The second way is something I've seen far less often, and only in one book that I can think of right now. Connie Willis'
Doomsday Book has multiple short(ish) interim chapters of Kivrin Engle's journal/log, right beside her third-person narrative about occasionally the same events, with entire sections within her POV chapters that go from one to the other, both first-person narrative from Kivrin through her journal, and third-person narrative showing her experiencing further events that didn't necessarily make it into the log.
In all three cases, there was an acknowledged in-universe text (or recording) in which the character involved is actually known to have laid down their thoughts for others to see. So our third-person narrative is simply showing us a particular character's in-universe words, however long or complicated or implausibly well-crafted they might be--and in so doing, the book is letting itself become a first-person narrative for the duration.

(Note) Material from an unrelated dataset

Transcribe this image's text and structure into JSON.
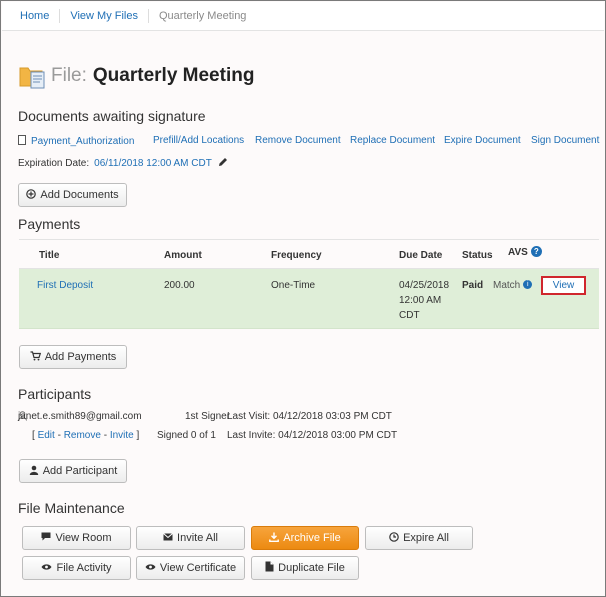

@msstice's example, I imagine, would
require some kind of differentiation between the first and third person, otherwise your interim sentences, such as "Only one bullet left"--which, according to reader interpretation, could belong to either first
or third--will be left existing in a kind of gray area where it's super unclear which one we're currently in. The most helpful thing for it is going to be to make sure the transitions between first and third person are crystal clear for the reader. That's why people tend to italicize things like
I have to make it count, and call it a direct thought. It's instantly recognizable and therefore doesn't trip up the reader. That being said, there may be plenty of other ways you can indicate the same thing
without italicizing the thought, such as paragraph changes or quotes or using an obviously different language/dialect, but I've never looked into that and I couldn't tell you the best one.
Thinking back, I'm pretty sure Orson Scott Card's Enderverse books have made use of unitalicized "I" references, but they were still obviously direct thoughts, and it was always either signaled well in advance by the text or simply paired with actual dialogue tags along the lines of "What? he thought. No. I won't do that." or "What did you think I meant, he didn't say. You
knew I was in danger." A little nonstandard, of course, but still perfectly understandable within the text.
So that would be my bottom line. As long as the reader can clearly understand
when and
where the shift happens, plus who is speaking and to whom each "I" and "you" refers, then one can get away with a surprising amount of switching in the narrative. It'll definitely be nonstandard, but it will at least
work in your story. I've found that in many cases, things that are definitely mistakes when done accidentally are "stylistic choices" when done deliberately and with genuine craft and care. Put careful thought into what you're doing, and then do it with confidence--and then the world, as Terry Pratchett has said, is your mollusc.